ところが最近、これらのあんかや湯たんぽのように、触っていても気持ちの良い程度の低い温度でおこる『低温やけど』の報告が増えている。国民生活センターによると、低温やけどを起こした商品は、使い捨てカイロが最も多く、湯たんぽやあんかも比較的多い。その他に、こたつ、電気カーペット、電気毛布、ファンヒーターなどでも起きている。
やけどの程度は、その熱の高さと作用時間の長さによって決まる。ヒトは熟睡していると痛みや熱さに対する反応が鈍くなるため、睡眠中の暖房具では作用時間が長くなりやすい。その結果、低温やけどは、皮膚の表面はわずかなやけどに見えても内部深く傷つけられ、見た目よりも重症となる。
乳幼児は、自分で暖房具の温度調節ができないし、熱いと感じても暖房具を体から離せない場合もある。また、皮膚が薄いために深いやけどになりやすく、治っても瘢痕を残しやすい。従って、特に注意が必要である。

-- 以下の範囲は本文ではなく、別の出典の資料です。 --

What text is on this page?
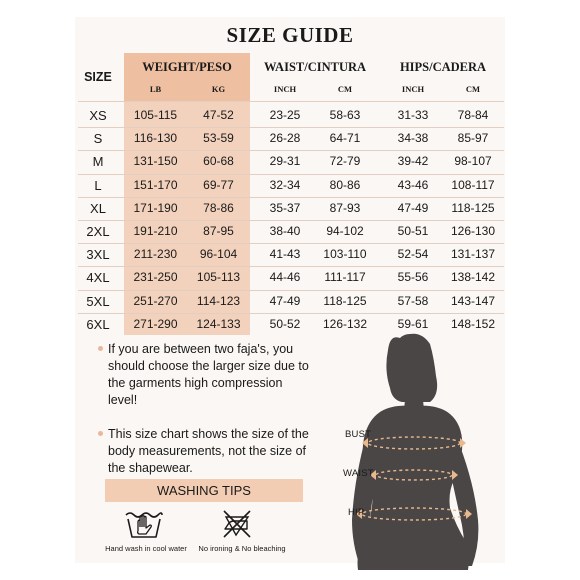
SIZE GUIDE
SIZE
WEIGHT/PESO	WAIST/CINTURA	HIPS/CADERA
LB	KG	INCH	CM	INCH	CM
XS	105-115	47-52	23-25	58-63	31-33	78-84
S	116-130	53-59	26-28	64-71	34-38	85-97
M	131-150	60-68	29-31	72-79	39-42	98-107
L	151-170	69-77	32-34	80-86	43-46	108-117
XL	171-190	78-86	35-37	87-93	47-49	118-125
2XL	191-210	87-95	38-40	94-102	50-51	126-130
3XL	211-230	96-104	41-43	103-110	52-54	131-137
4XL	231-250	105-113	44-46	111-117	55-56	138-142
5XL	251-270	114-123	47-49	118-125	57-58	143-147
6XL	271-290	124-133	50-52	126-132	59-61	148-152
If you are between two faja's, you should choose the larger size due to the garments high compression level!
This size chart shows the size of the body measurements, not the size of the shapewear.
WASHING TIPS
Hand wash in cool water	No ironing & No bleaching
BUST
WAIST
HIP
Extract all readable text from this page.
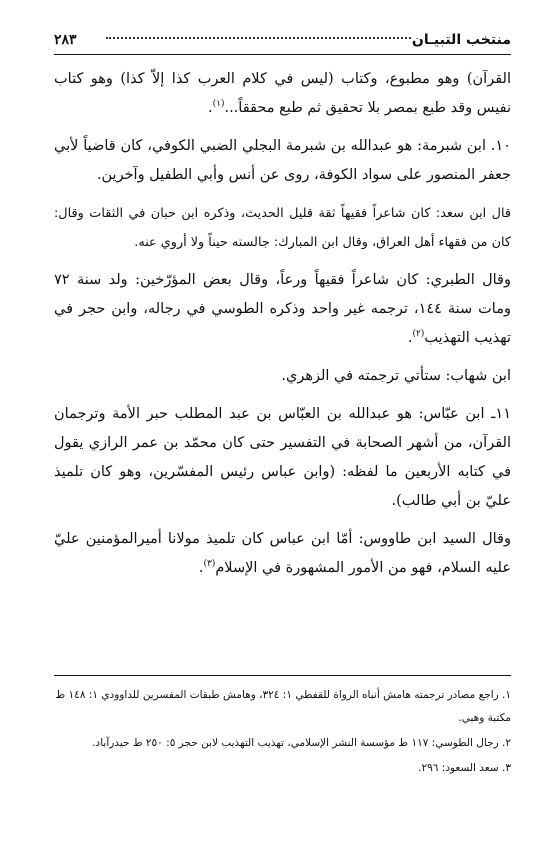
منتخب التبيـان
٢٨٣

القرآن) وهو مطبوع، وكتاب (ليس في كلام العرب كذا إلاّ كذا) وهو كتاب نفيس وقد طبع بمصر بلا تحقيق ثم طبع محققاً...$^{(١)}$.

١٠. ابن شبرمة: هو عبدالله بن شبرمة البجلي الضبي الكوفي، كان قاضياً لأبي جعفر المنصور على سواد الكوفة، روى عن أنس وأبي الطفيل وآخرين.

قال ابن سعد: كان شاعراً فقيهاً ثقة قليل الحديث، وذكره ابن حبان في الثقات وقال: كان من فقهاء أهل العراق، وقال ابن المبارك: جالسته حيناً ولا أروي عنه.

وقال الطبري: كان شاعراً فقيهاً ورعاً، وقال بعض المؤرّخين: ولد سنة ٧٢ ومات سنة ١٤٤، ترجمه غير واحد وذكره الطوسي في رجاله، وابن حجر في تهذيب التهذيب$^{(٢)}$.

ابن شهاب: ستأتي ترجمته في الزهري.

١١ـ ابن عبّاس: هو عبدالله بن العبّاس بن عبد المطلب حبر الأمة وترجمان القرآن، من أشهر الصحابة في التفسير حتى كان محمّد بن عمر الرازي يقول في كتابه الأربعين ما لفظه: (وابن عباس رئيس المفسّرين، وهو كان تلميذ عليّ بن أبي طالب).

وقال السيد ابن طاووس: أمّا ابن عباس كان تلميذ مولانا أميرالمؤمنين عليّ عليه السلام، فهو من الأمور المشهورة في الإسلام$^{(٣)}$.

١. راجع مصادر ترجمته هامش أنباه الرواة للقفطي ١: ٣٢٤، وهامش طبقات المفسرين للداوودي ١: ١٤٨ ط مكتبة وهبي.

٢. رجال الطوسي: ١١٧ ط مؤسسة النشر الإسلامي، تهذيب التهذيب لابن حجر ٥: ٢٥٠ ط حيدرآباد.

٣. سعد السعود: ٢٩٦.
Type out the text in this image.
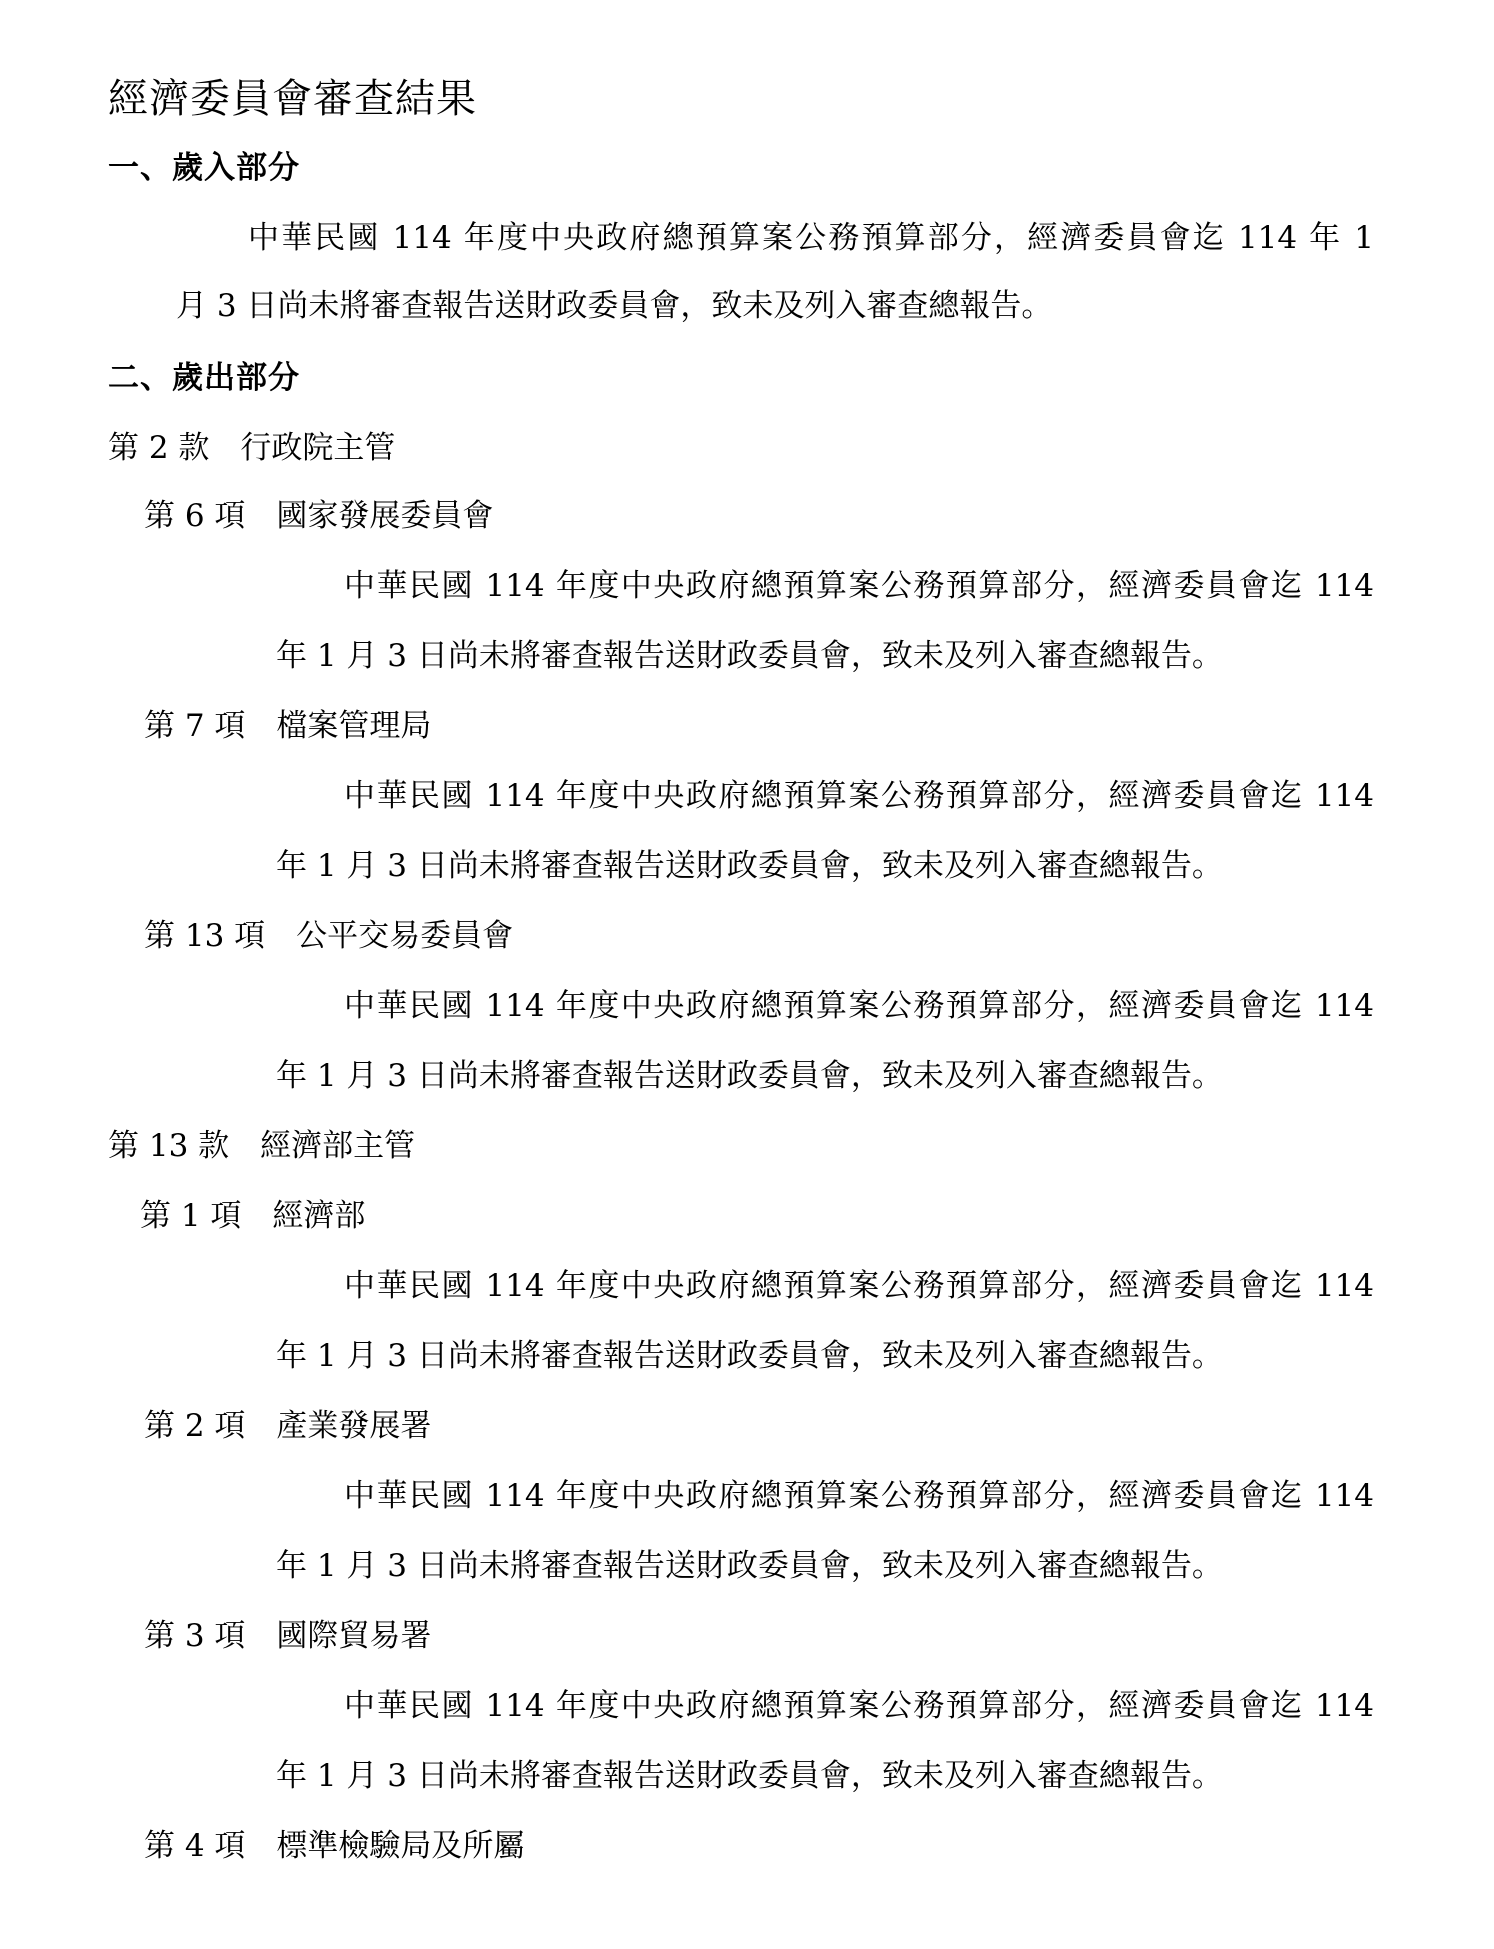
經濟委員會審查結果
一、歲入部分
中華民國 114 年度中央政府總預算案公務預算部分，經濟委員會迄 114 年 1
月 3 日尚未將審查報告送財政委員會，致未及列入審查總報告。
二、歲出部分
第 2 款　行政院主管
第 6 項　國家發展委員會
中華民國 114 年度中央政府總預算案公務預算部分，經濟委員會迄 114
年 1 月 3 日尚未將審查報告送財政委員會，致未及列入審查總報告。
第 7 項　檔案管理局
中華民國 114 年度中央政府總預算案公務預算部分，經濟委員會迄 114
年 1 月 3 日尚未將審查報告送財政委員會，致未及列入審查總報告。
第 13 項　公平交易委員會
中華民國 114 年度中央政府總預算案公務預算部分，經濟委員會迄 114
年 1 月 3 日尚未將審查報告送財政委員會，致未及列入審查總報告。
第 13 款　經濟部主管
第 1 項　經濟部
中華民國 114 年度中央政府總預算案公務預算部分，經濟委員會迄 114
年 1 月 3 日尚未將審查報告送財政委員會，致未及列入審查總報告。
第 2 項　產業發展署
中華民國 114 年度中央政府總預算案公務預算部分，經濟委員會迄 114
年 1 月 3 日尚未將審查報告送財政委員會，致未及列入審查總報告。
第 3 項　國際貿易署
中華民國 114 年度中央政府總預算案公務預算部分，經濟委員會迄 114
年 1 月 3 日尚未將審查報告送財政委員會，致未及列入審查總報告。
第 4 項　標準檢驗局及所屬
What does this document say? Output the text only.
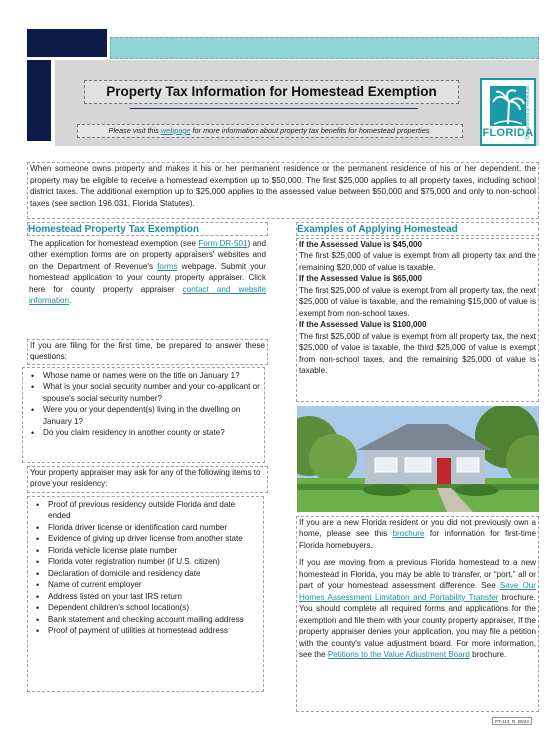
Property Tax Information for Homestead Exemption
Please visit this
webpage
for more information about property tax benefits for homestead properties.	Department of Revenue
FLORIDA
When someone owns property and makes it his or her permanent residence or the permanent residence of his or her dependent, the property may be eligible to receive a homestead exemption up to $50,000. The first $25,000 applies to all property taxes, including school district taxes. The additional exemption up to $25,000 applies to the assessed value between $50,000 and $75,000 and only to non-school taxes (see section 196.031, Florida Statutes).
Homestead Property Tax Exemption
The application for homestead exemption (see Form DR-501) and other exemption forms are on property appraisers' websites and on the Department of Revenue's forms webpage. Submit your homestead application to your county property appraiser. Click here for county property appraiser contact and website information.
If you are filing for the first time, be prepared to answer these questions:
• Whose name or names were on the title on January 1?
• What is your social security number and your co-applicant or spouse's social security number?
• Were you or your dependent(s) living in the dwelling on January 1?
• Do you claim residency in another county or state?
Your property appraiser may ask for any of the following items to prove your residency:
• Proof of previous residency outside Florida and date ended
• Florida driver license or identification card number
• Evidence of giving up driver license from another state
• Florida vehicle license plate number
• Florida voter registration number (if U.S. citizen)
• Declaration of domicile and residency date
• Name of current employer
• Address listed on your last IRS return
• Dependent children's school location(s)
• Bank statement and checking account mailing address
• Proof of payment of utilities at homestead address
Examples of Applying Homestead
If the Assessed Value is $45,000
The first $25,000 of value is exempt from all property tax and the remaining $20,000 of value is taxable.
If the Assessed Value is $65,000
The first $25,000 of value is exempt from all property tax, the next $25,000 of value is taxable, and the remaining $15,000 of value is exempt from non-school taxes.
If the Assessed Value is $100,000
The first $25,000 of value is exempt from all property tax, the next $25,000 of value is taxable, the third $25,000 of value is exempt from non-school taxes, and the remaining $25,000 of value is taxable.

If you are a new Florida resident or you did not previously own a home, please see this brochure for information for first-time Florida homebuyers.

If you are moving from a previous Florida homestead to a new homestead in Florida, you may be able to transfer, or “port,” all or part of your homestead assessment difference. See Save Our Homes Assessment Limitation and Portability Transfer brochure. You should complete all required forms and applications for the exemption and file them with your county property appraiser. If the property appraiser denies your application, you may file a petition with the county's value adjustment board. For more information, see the Petitions to the Value Adjustment Board brochure.

PT-113, R. 08/24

あんかや湯たんぽは熟睡してからではなく、寝る前から入れておき、はずして寝かせるほうが安全である。また睡眠中も使用する場合は、必ず周りの人が温度に注意を払う必要がある。やけどをしてしまったときには、皮膚の表面が少し赤くなった程度でも、皮膚の深くまでやけどが進行していることがあるので、すぐに病院に連れて行きましょう。